Ausgewertet wurde auch, ob oder wie intensiv die Käufer Apps nutzen. Da liegen Seat und Audi mit je 63 Prozent Kopf an Kopf vorn, gefolgt von Mercedes (61), BMW (58) und Opel (55 Prozent). Verblüffend ist dabei die Altersstruktur: Bei der App-Spitzengruppe - Navi- und Stauwarn-Apps - liegen die über 50-Jährigen mit 80 Prozent an der Spitze, die unter 35 Jahre nutzen dies nur zu 65 Prozent. Im Ranking an vierter Stelle rangieren die Fahrzeugbörsen-Apps. Die werden in der Altersgruppe 31 bis 50 Jahre zu 39 Prozent genutzt, bei der über 50 Jahre nur zu 26 Prozent. An neunter Stelle kommen Mitfahrgelegenheits-Apps, in die immerhin 27 Prozent der unter 30-Jährigen hineinschauen. Bei Personen über 50 Jahre sind es nur 9 Prozent - der geringste Wert aller App-Nutzungen.
Wie wird es nun mit der Mobilität weitergehen? Dem ist "willhaben.at" im September 2019 auf den Grund gegangen. Mehr als 1.000 reale Kaufinteressenten wurden online mit Fragebogen über ihre Perspektiven befragt. 90 Prozent wollen auch in 10 Jahren ein Auto besitzen - und nicht nur nutzen. Rund 76 Prozent gehen davon aus, in Zukunft auch gleich viel oder mehr mit ihrem Auto zu fahren. Einkäufe, Ausflüge und Urlaube stehen an der Spitze dieser Motivation.

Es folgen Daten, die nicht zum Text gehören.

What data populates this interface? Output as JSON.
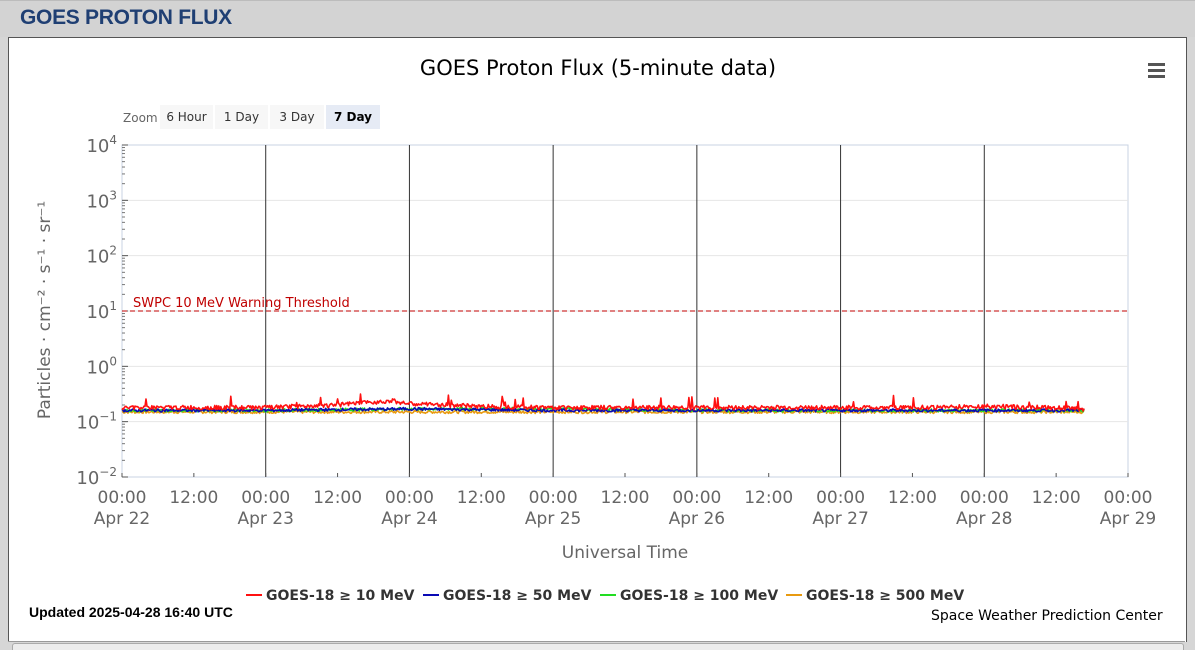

Wie gut ist der Autohandel vorbereitet?
Full Service und alternative Antriebe werden bei den potenziellen Kunden in den nächsten fünf Jahren die Kaufentscheidung am meisten beeinflussen. 52 Prozent aller Befragten sind davon überzeugt, dass der Autohandel dafür gut vorbereitet ist. Rund 59 Prozent gehen davon aus, dass die Händler auch in Zukunft die gleiche Rolle spielen wie heute, 19 Prozent sehen dafür sogar eine steigende Notwendigkeit. Vor allem die Nachbetreuung nach dem Kauf steht für 88 Prozent bei der Kaufmotivation an der Spitze - mit weiterhin stark steigender Tendenz. Bei der Kaufentscheidung erwarten 68 Prozent der Autohändler für Jungwagenangebote, Kurzzulassungen und Garantien in den nächsten Jahren eine steigende Nachfrage.
Die Studien haben gezeigt, dass derartige Fahrzeugbörsen am stärksten Personen zwischen 30 und 50 Jahren ansprechen, Ältere nur zu 26 Prozent. Diese beiden Gruppen stellen das Gros aller Neuwagenkäufer. Es nutzt daher nichts, wenn die unter 30 Jahre von Elektroautos begeistert sind - denn das sind die typischen Gebrauchtwagenkunden. Sie werden vom E-Antrieb schwärmen - und in den nächsten Jahren weiterhin klassisch gebrauchte Verbrenner fahren.
Ing. Klaus Edelsbrunner, Bundesgremialobmann des Fahrzeughandels, fasste die Strategie der Hersteller Ende November in der "AUTO-Information" zusammen: "Die einen geben Werte vor, einzelne planen Strafzahlungen und andere lassen einfach Modelle weg. Schwierig wird es dann, wenn wir Zahlen für Elektroautos vorgegeben bekommen. Diese werden vom Kunden noch nicht angenommen, weil nötige Werbung und in einzelnen Gemeinden die Infrastruktur fehlen. Viele Autos scheinen im Prospekt auf, doch wir bekommen diese nicht so schnell geliefert, wie wir sie für die CO2-Zielvorgaben brauchen."
Werden die Händler einen Teil der Strafe zahlen?
Was bedeutet das für den Handel? "Jeder Betrieb wird künftig für sich schauen müssen, ob er - wenn der Kunde ein bestimmtes Fahrzeug mit hohem Ausstoß haben will - dann noch die eigenen CO2-Ziele erreicht. Eine laufende Evaluierung, wo man steht, um nicht draufzuzahlen und Boni zu verlieren, wird unumgänglich sein."
Realistisch besteht die Gefahr, dass die Hersteller versuchen werden, zumindest einen Teil der zu erwartenden Strafzahlungen auf die Händler - als das schwächste Glied in der Wertschöpfungskette - abzuwälzen.